Abstract Background The poor prognosis of glioblastoma multiforme (GBM) is primarily due to highly invasive and highly migratory glioma stem-like cells (GSCs) in tumors. Upon GBM recurrence or progression, the highly invasive phenotype of GSCs changes to a less-motile, proliferative phenotype, thus generating tumor mass. Elucidating the molecular mechanism underlying this phenotypic transition could lead to the identification of effective molecular targets for treating GBM. Methods We examined mRNA expression of hypoxia-inducible factor (HIF)-1α, HIF-2α, CD44, and osteopontin in GBM tissues and investigated the effect of hypoxia (1% O 2 : severe or 5% O 2 : moderate) on expression of these molecules using two lines of cultured GSCs. We also analyzed the effect of osteopontin on the invasiveness, migration, and proliferation of GSCs under hypoxic conditions. In addition, the effect of CD44 knockdown on tumor growth and survival were investigated in vitro and in vivo using a mouse xenograft model. Results Severe hypoxia upregulates CD44 expression via activation of HIF-1α, inducing GSCs to assume a highly invasive phenotype. In contrast, moderate hypoxia upregulates osteopontin expression via activation of HIF-2α. Osteopontin in turn binds to CD44, simultaneously inhibiting CD44-promoted GSC migration and invasion and stimulating GSC proliferation, resulting in GSCs assuming a less-invasive, highly proliferative phenotype. CD44 knockdown significantly inhibited GSC migration and invasion both in vitro and in vivo . However, although CD44 knockdown did not affect tumor growth in vitro , mouse brain tumors generated from GSCs with CD44 knockdown exhibited diminished invasiveness, and the mice survived significantly longer than control mice. In contrast, siRNA-mediated silencing of the osteopontin gene led to decreased GSC proliferation, but the osteopontin-mediated inhibition of high GSC migratory behavior and invasiveness was diminished.
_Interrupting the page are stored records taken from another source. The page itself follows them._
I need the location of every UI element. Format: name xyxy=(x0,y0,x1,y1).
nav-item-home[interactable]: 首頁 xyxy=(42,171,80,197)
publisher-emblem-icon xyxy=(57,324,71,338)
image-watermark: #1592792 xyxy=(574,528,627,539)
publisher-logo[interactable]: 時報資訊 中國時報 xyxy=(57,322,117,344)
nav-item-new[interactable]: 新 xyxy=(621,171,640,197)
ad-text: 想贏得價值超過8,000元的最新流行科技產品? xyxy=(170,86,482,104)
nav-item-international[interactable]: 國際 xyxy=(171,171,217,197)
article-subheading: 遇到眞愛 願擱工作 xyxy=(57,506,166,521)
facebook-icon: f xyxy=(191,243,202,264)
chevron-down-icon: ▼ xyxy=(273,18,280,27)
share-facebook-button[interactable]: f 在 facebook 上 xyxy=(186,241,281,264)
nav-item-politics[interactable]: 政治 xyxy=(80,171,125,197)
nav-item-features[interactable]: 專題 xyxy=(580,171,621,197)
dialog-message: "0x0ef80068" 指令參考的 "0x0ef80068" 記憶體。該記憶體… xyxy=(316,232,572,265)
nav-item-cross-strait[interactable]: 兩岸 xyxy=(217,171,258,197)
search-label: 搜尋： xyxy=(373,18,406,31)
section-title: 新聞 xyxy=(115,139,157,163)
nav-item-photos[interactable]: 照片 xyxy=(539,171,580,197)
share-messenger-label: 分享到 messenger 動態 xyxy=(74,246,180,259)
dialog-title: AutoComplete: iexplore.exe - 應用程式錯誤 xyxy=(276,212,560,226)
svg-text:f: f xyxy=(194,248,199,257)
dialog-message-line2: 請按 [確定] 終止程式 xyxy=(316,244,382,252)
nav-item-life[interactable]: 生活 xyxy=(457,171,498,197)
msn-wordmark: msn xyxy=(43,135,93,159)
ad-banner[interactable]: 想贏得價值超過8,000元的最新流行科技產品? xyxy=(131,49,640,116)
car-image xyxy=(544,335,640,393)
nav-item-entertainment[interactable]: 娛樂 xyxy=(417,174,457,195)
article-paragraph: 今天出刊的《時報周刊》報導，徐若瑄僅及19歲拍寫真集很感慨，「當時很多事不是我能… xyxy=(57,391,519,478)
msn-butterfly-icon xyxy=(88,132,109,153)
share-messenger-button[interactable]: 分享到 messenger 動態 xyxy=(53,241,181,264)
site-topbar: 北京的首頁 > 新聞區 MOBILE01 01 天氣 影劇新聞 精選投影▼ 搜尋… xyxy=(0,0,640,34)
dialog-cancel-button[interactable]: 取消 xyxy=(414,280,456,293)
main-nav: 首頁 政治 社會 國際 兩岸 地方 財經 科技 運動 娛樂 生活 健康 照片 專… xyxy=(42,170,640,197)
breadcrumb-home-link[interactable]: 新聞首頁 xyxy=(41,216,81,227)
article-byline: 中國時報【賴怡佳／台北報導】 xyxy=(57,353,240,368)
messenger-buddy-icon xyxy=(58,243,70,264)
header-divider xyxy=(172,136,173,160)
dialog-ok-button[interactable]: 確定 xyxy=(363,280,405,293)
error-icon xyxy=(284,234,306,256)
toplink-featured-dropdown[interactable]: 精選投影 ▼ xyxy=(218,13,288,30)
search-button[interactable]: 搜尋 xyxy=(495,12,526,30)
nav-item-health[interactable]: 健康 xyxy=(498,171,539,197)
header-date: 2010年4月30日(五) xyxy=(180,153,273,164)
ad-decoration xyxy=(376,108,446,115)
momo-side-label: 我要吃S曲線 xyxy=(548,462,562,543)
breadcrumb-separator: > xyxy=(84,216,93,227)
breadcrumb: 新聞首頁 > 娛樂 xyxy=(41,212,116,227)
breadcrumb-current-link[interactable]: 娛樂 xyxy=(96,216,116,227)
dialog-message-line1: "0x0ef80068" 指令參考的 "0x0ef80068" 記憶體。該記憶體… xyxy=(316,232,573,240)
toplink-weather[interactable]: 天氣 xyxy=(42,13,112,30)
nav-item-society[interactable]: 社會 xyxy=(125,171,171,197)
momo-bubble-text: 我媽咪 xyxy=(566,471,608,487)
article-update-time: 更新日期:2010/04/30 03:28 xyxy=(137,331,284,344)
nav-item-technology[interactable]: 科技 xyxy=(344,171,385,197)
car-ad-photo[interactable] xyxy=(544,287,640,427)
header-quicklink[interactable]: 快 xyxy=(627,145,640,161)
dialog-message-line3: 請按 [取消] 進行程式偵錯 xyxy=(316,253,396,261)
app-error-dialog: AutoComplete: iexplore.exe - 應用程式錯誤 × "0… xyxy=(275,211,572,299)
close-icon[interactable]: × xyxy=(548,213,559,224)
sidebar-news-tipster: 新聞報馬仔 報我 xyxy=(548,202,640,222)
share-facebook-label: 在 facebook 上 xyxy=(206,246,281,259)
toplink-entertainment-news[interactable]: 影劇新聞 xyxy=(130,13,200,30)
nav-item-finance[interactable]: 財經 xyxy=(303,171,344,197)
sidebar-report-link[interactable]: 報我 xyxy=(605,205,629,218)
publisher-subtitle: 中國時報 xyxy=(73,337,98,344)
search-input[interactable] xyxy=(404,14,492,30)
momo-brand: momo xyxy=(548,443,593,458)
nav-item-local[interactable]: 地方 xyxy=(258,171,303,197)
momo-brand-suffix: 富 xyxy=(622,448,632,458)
Conclusion The highly invasive phenotype of GSCs can be reversed by switching from severe to moderate hypoxia, leading to less-invasive and proliferative tumors. CD44 and osteopontin, which are expressed in a mutually exclusive manner under severe or moderate hypoxia, play a central role in regulating GSC invasion and proliferation by inducing a phenotypic transition, suggesting that these molecules could be effective targets for treating both primary and recurrent GBM.